Stéphanie di Giusto erzählt die Geschichte einer ­genderfluiden Person im 19. Jahrhundert

Eine Ehe nicht aus Liebe, sondern aus ganz praktischen Erwägungen: Weil dem versehrten Kriegsheimkehrer Abel mit seiner schlecht laufenden Dorfkneipe und den wenigen Aufträgen als Tierpräparator die Schulden über den Kopf wachsen, hat er gegen den Erhalt einer stattlichen Summe und reichlich weiterer Mitgift zugestimmt, eine Unbekannte zu heiraten. Das Geschäft hatte der Vater der Braut eingefädelt, in der Hoffnung, so seine Tochter Rosalie versorgt zu wissen, mit allem Wenn und Aber. Denn die junge Frau ist zwar hübsch, gebildet und fleißig, aber sie hat auch etwas zu verbergen, das der nichtsahnende Abel erst in der Hochzeitsnacht zu Gesicht bekommt.

Seit ihrer Kindheit leidet Rosa­lie an extremer Körperbehaarung. Voller Wut und Abscheu fordert Abel zunächst, dass sie den Hof verlässt. Doch Rosalie bleibt und versucht bald, sich nützlich zu machen. Auch wenn das heißt, sich einen Bart wachsen zu lassen, um so die neugierigen Dorfleute ins Wirtshaus zu locken. Und die kommen, staunen und konsumieren. Der Laden brummt. Doch der Reiz des Fremden nutzt sich bald ab und im Dorf wächst die Ablehnung.
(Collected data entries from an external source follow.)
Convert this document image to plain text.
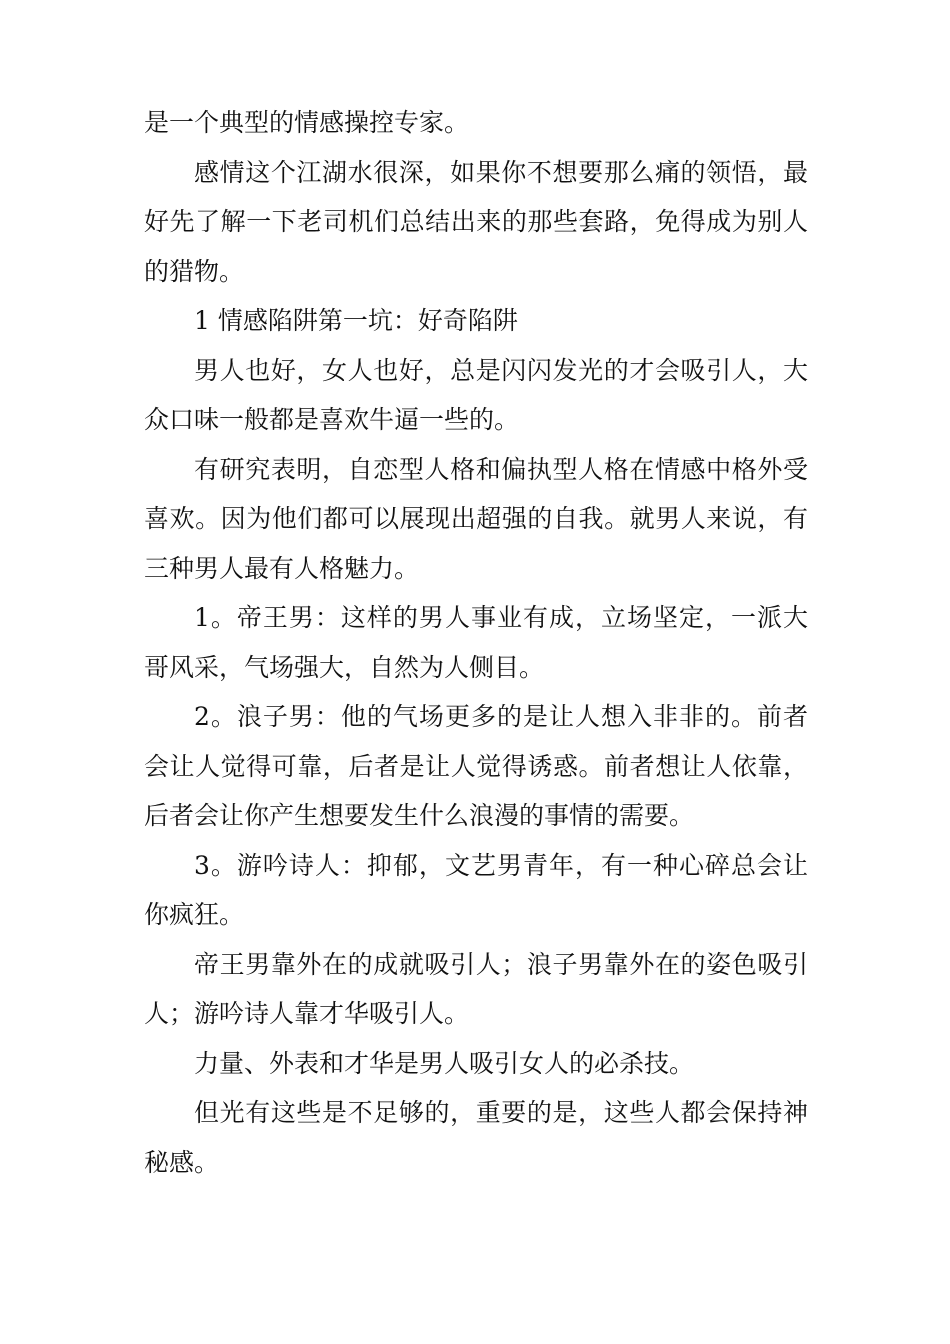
是一个典型的情感操控专家。

感情这个江湖水很深，如果你不想要那么痛的领悟，最好先了解一下老司机们总结出来的那些套路，免得成为别人的猎物。

1 情感陷阱第一坑：好奇陷阱

男人也好，女人也好，总是闪闪发光的才会吸引人，大众口味一般都是喜欢牛逼一些的。

有研究表明，自恋型人格和偏执型人格在情感中格外受喜欢。因为他们都可以展现出超强的自我。就男人来说，有三种男人最有人格魅力。

1。帝王男：这样的男人事业有成，立场坚定，一派大哥风采，气场强大，自然为人侧目。

2。浪子男：他的气场更多的是让人想入非非的。前者会让人觉得可靠，后者是让人觉得诱惑。前者想让人依靠，后者会让你产生想要发生什么浪漫的事情的需要。

3。游吟诗人：抑郁，文艺男青年，有一种心碎总会让你疯狂。

帝王男靠外在的成就吸引人；浪子男靠外在的姿色吸引人；游吟诗人靠才华吸引人。

力量、外表和才华是男人吸引女人的必杀技。

但光有这些是不足够的，重要的是，这些人都会保持神秘感。
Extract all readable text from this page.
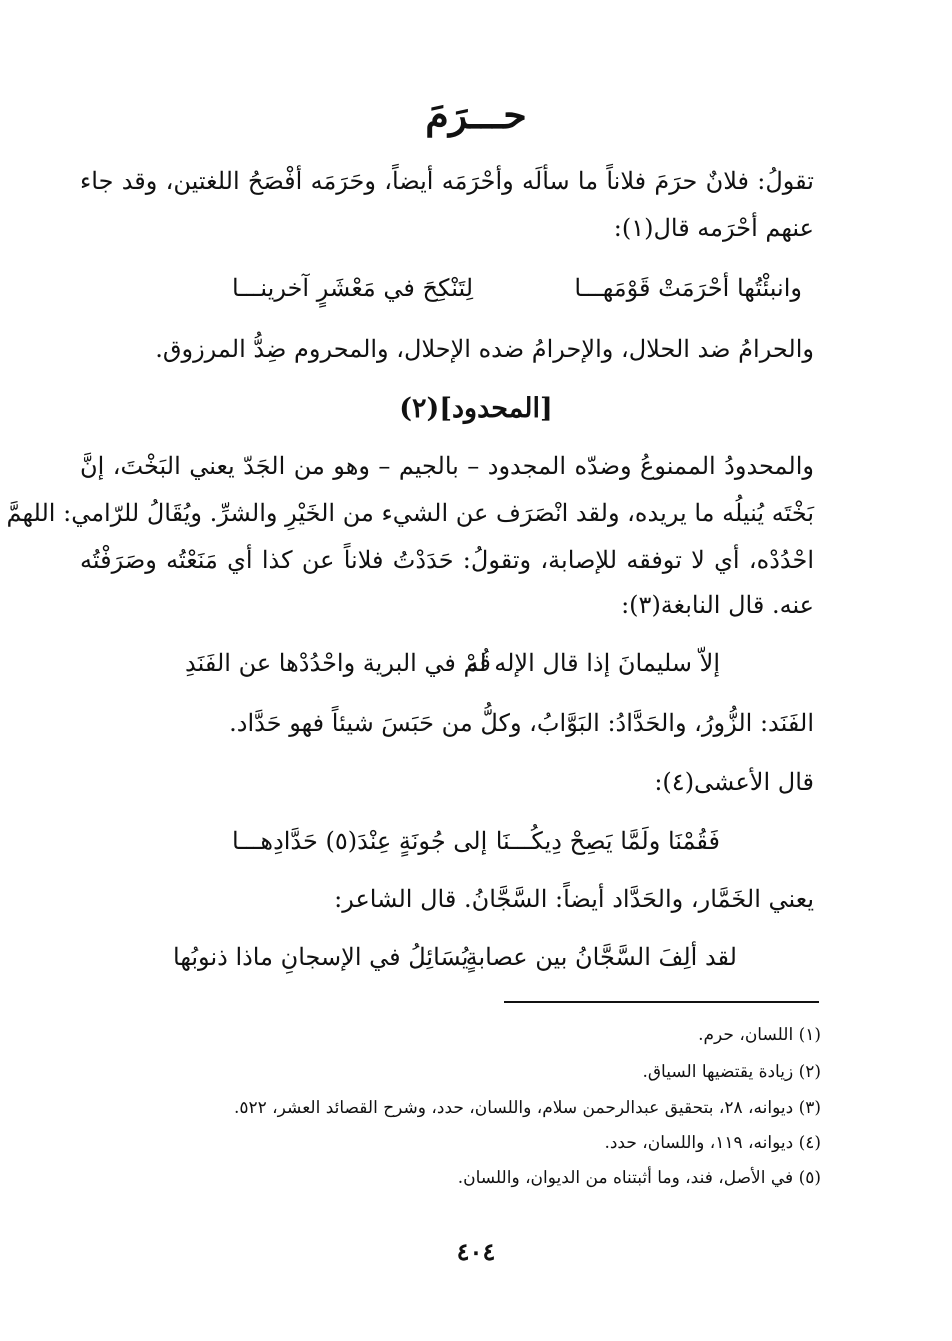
حـــرَمَ
تقولُ: فلانٌ حرَمَ فلاناً ما سألَه وأحْرَمَه أيضاً، وحَرَمَه أفْصَحُ اللغتين، وقد جاء
عنهم أحْرَمه قال(١):
وانبئْتُها أحْرَمَتْ قَوْمَهـــا
لِتَنْكِحَ في مَعْشَرٍ آخرينـــا
والحرامُ ضد الحلال، والإحرامُ ضده الإحلال، والمحروم ضِدُّ المرزوق.
[المحدود](٢)
والمحدودُ الممنوعُ وضدّه المجدود – بالجيم – وهو من الجَدّ يعني البَخْتَ، إنَّ
بَخْتَه يُنيلُه ما يريده، ولقد انْصَرَف عن الشيء من الخَيْرِ والشرِّ. ويُقَالُ للرّامي: اللهمَّ
احْدُدْه، أي لا توفقه للإصابة، وتقولُ: حَدَدْتُ فلاناً عن كذا أي مَنَعْتُه وصَرَفْتُه
عنه. قال النابغة(٣):
إلاّ سليمانَ إذا قال الإله له
قُمْ في البرية واحْدُدْها عن الفَنَدِ
الفَنَد: الزُّورُ، والحَدَّادُ: البَوَّابُ، وكلُّ من حَبَسَ شيئاً فهو حَدَّاد.
قال الأعشى(٤):
فَقُمْنَا ولَمَّا يَصِحْ دِيكُـــنَا
إلى جُونَةٍ عِنْدَ(٥) حَدَّادِهـــا
يعني الخَمَّار، والحَدَّاد أيضاً: السَّجَّانُ. قال الشاعر:
لقد ألِفَ السَّجَّانُ بين عصابةٍ
يُسَائِلُ في الإسجانِ ماذا ذنوبُها
(١) اللسان، حرم.
(٢) زيادة يقتضيها السياق.
(٣) ديوانه، ٢٨، بتحقيق عبدالرحمن سلام، واللسان، حدد، وشرح القصائد العشر، ٥٢٢.
(٤) ديوانه، ١١٩، واللسان، حدد.
(٥) في الأصل، فند، وما أثبتناه من الديوان، واللسان.
٤٠٤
Die französische Filmemache­rin Stéphanie de Giusto basiert ­ihren Film auf der wahren Lebens­geschichte von Clément Delait (1865-1939), die in ihrem ­Dorf in Lothringen ein Café betrieb und mit selbstverkauften Fotografien und Postkarten als »Frau mit Bart« zu gewisser Berühmtheit gelangte.

Di Giusto verlegt die Geschich­te in ein bretonisches Dorf um 1870, das von Barcelin, dem Besitzer der  Textilfabrik, wie ein Despot beherrscht wird. Von Rosalie ebenso fasziniert wie irritiert, weist er ihren Freigeist in Schranken. Nadia Tereszkiewicz verkörpert diese Frau mit einer Mischung aus Stolz und Zerbrechlichkeit, Naivität und Kampfgeist. Erklärungsversuche überlässt der Film den Figuren in ihrem Umfeld, die mit dem ihnen zur Verfügung ­stehenden Wissenshorizont eine Hormonstörung vermuten, wie der sie untersuchende Arzt, oder ihr gleich das Frausein absprechen, wie ein Teil der prüden Dorfgemeinschaft.
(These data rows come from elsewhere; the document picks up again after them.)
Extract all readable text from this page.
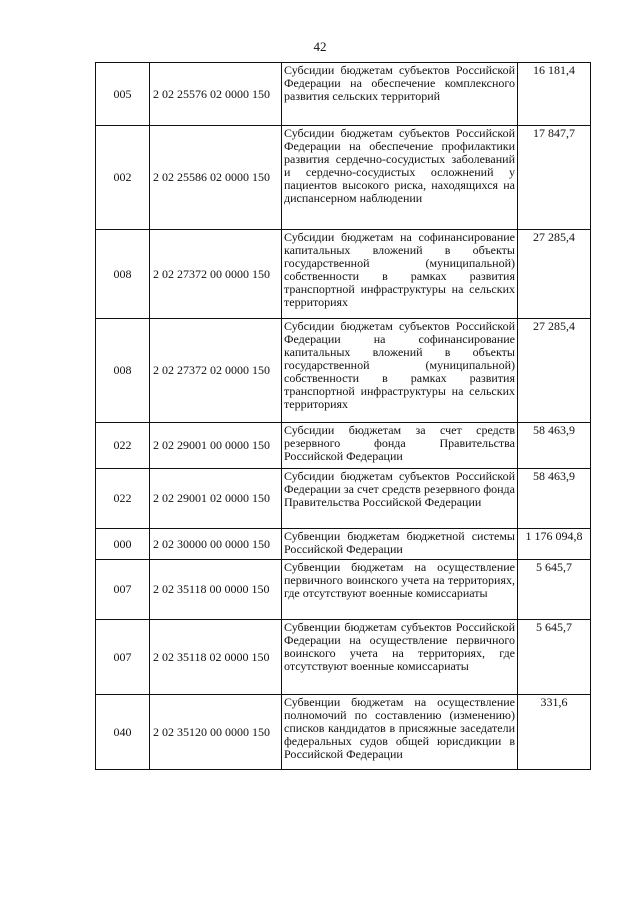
42
005	2 02 25576 02 0000 150	Субсидии бюджетам субъектов Российской Федерации на обеспечение комплексного развития сельских территорий	16 181,4
002	2 02 25586 02 0000 150	Субсидии бюджетам субъектов Российской Федерации на обеспечение профилактики развития сердечно-сосудистых заболеваний и сердечно-сосудистых осложнений у пациентов высокого риска, находящихся на диспансерном наблюдении	17 847,7
008	2 02 27372 00 0000 150	Субсидии бюджетам на софинансирование капитальных вложений в объекты государственной (муниципальной) собственности в рамках развития транспортной инфраструктуры на сельских территориях	27 285,4
008	2 02 27372 02 0000 150	Субсидии бюджетам субъектов Российской Федерации на софинансирование капитальных вложений в объекты государственной (муниципальной) собственности в рамках развития транспортной инфраструктуры на сельских территориях	27 285,4
022	2 02 29001 00 0000 150	Субсидии бюджетам за счет средств резервного фонда Правительства Российской Федерации	58 463,9
022	2 02 29001 02 0000 150	Субсидии бюджетам субъектов Российской Федерации за счет средств резервного фонда Правительства Российской Федерации	58 463,9
000	2 02 30000 00 0000 150	Субвенции бюджетам бюджетной системы Российской Федерации	1 176 094,8
007	2 02 35118 00 0000 150	Субвенции бюджетам на осуществление первичного воинского учета на территориях, где отсутствуют военные комиссариаты	5 645,7
007	2 02 35118 02 0000 150	Субвенции бюджетам субъектов Российской Федерации на осуществление первичного воинского учета на территориях, где отсутствуют военные комиссариаты	5 645,7
040	2 02 35120 00 0000 150	Субвенции бюджетам на осуществление полномочий по составлению (изменению) списков кандидатов в присяжные заседатели федеральных судов общей юрисдикции в Российской Федерации	331,6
Doch so sehr di Giusto damit das Porträt einer genderfluiden Person zeichnet, die sich Regeln und Schönheitsidealen entzieht und um Anerkennung kämpft, ist ihr Historiendrama doch erstaunlich konventionell und brav geraten.

F 2023, R: Stéphanie di Giusto,
D: Nadia Tereszkiewicz,
Benoît Magimel, ­Benjamin Biolay,
115 Min. Start: 19.9.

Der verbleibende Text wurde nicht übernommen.